In June 8th’s “2 Billionaires Have this 4.1% REIT In Their Portfolios” we learned that two of the world’s richest men, George Soros and Bill Gates, both owned shares of Crown Castle International (CCI).
Today, we analyze an even higher-yielding investment made by Mr. Soros that investors should strongly consider: Dominion Energy (D).
Electricity utilities have long been favorites of dividend investors. The reasons for this are simple. In exchange for putting up the capital to provide power to thousands of households, regulators guarantee them a reasonable rate of return – predictable profits that can be paid out in the form dividends.
The situation has worked well – imagine a world where you walk into your home after a long day.

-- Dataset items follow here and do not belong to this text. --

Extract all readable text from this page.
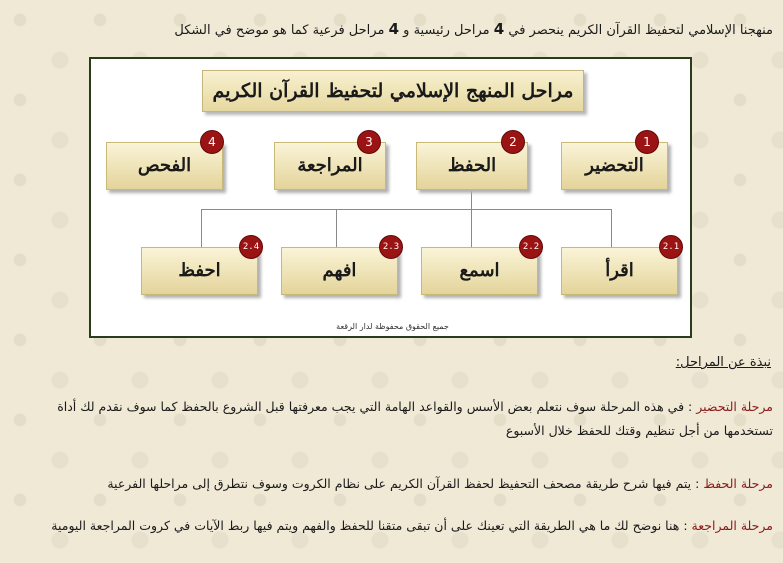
منهجنا الإسلامي لتحفيظ القرآن الكريم ينحصر في 4 مراحل رئيسية و 4 مراحل فرعية كما هو موضح في الشكل
مراحل المنهج الإسلامي لتحفيظ القرآن الكريم
التحضير
1
الحفظ
2
المراجعة
3
الفحص
4
اقرأ
2.1
اسمع
2.2
افهم
2.3
احفظ
2.4
جميع الحقوق محفوظة لدار الرقعة
نبذة عن المراحل:
مرحلة التحضير : في هذه المرحلة سوف نتعلم بعض الأسس والقواعد الهامة التي يجب معرفتها قبل الشروع بالحفظ كما سوف نقدم لك أداة تستخدمها من أجل تنظيم وقتك للحفظ خلال الأسبوع
مرحلة الحفظ : يتم فيها شرح طريقة مصحف التحفيظ لحفظ القرآن الكريم على نظام الكروت وسوف نتطرق إلى مراحلها الفرعية
مرحلة المراجعة : هنا نوضح لك ما هي الطريقة التي تعينك على أن تبقى متقنا للحفظ والفهم ويتم فيها ربط الآيات في كروت المراجعة اليومية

The only thing on your mind is a hot meal and a cold drink. You reach to switch on the light switch, flip your index finger, and then nothing. A trivial event you rarely think twice about has now turned your whole evening upside down.
This course of events sounds familiar to us all – we shouldn’t feel bad about thinking little of what electricity utilities provide. That’s just the point: when things are going well, you don’t think about it.
Which is why, as reasons we shall soon learn, investors should give strong consideration to following multi-billionaire investor George Soros into shares of Dominion Energy.
Finding near-certain dividend stocks is a rare thing in an investor’s life. And though they occasionally run into short-term travails, the public/private electric utility system in this country is alive and well and will likely continue to reward investors (and utility customers) for decades to come.
The hand that giveth taketh away…
In March 2018, the Federal Energy Regulatory Commission (FERC) handed down a ruling regarding the tax treatment of pipeline construction costs. Essentially, some pipeline operators lost a tax break. Unfortunately, Dominion Energy Midstream Partners (DM) (majority owned by Dominion Energy) was a beneficiary of this rule, and its units dropped like a stone from ~$26 to today’s ~$13 quotation.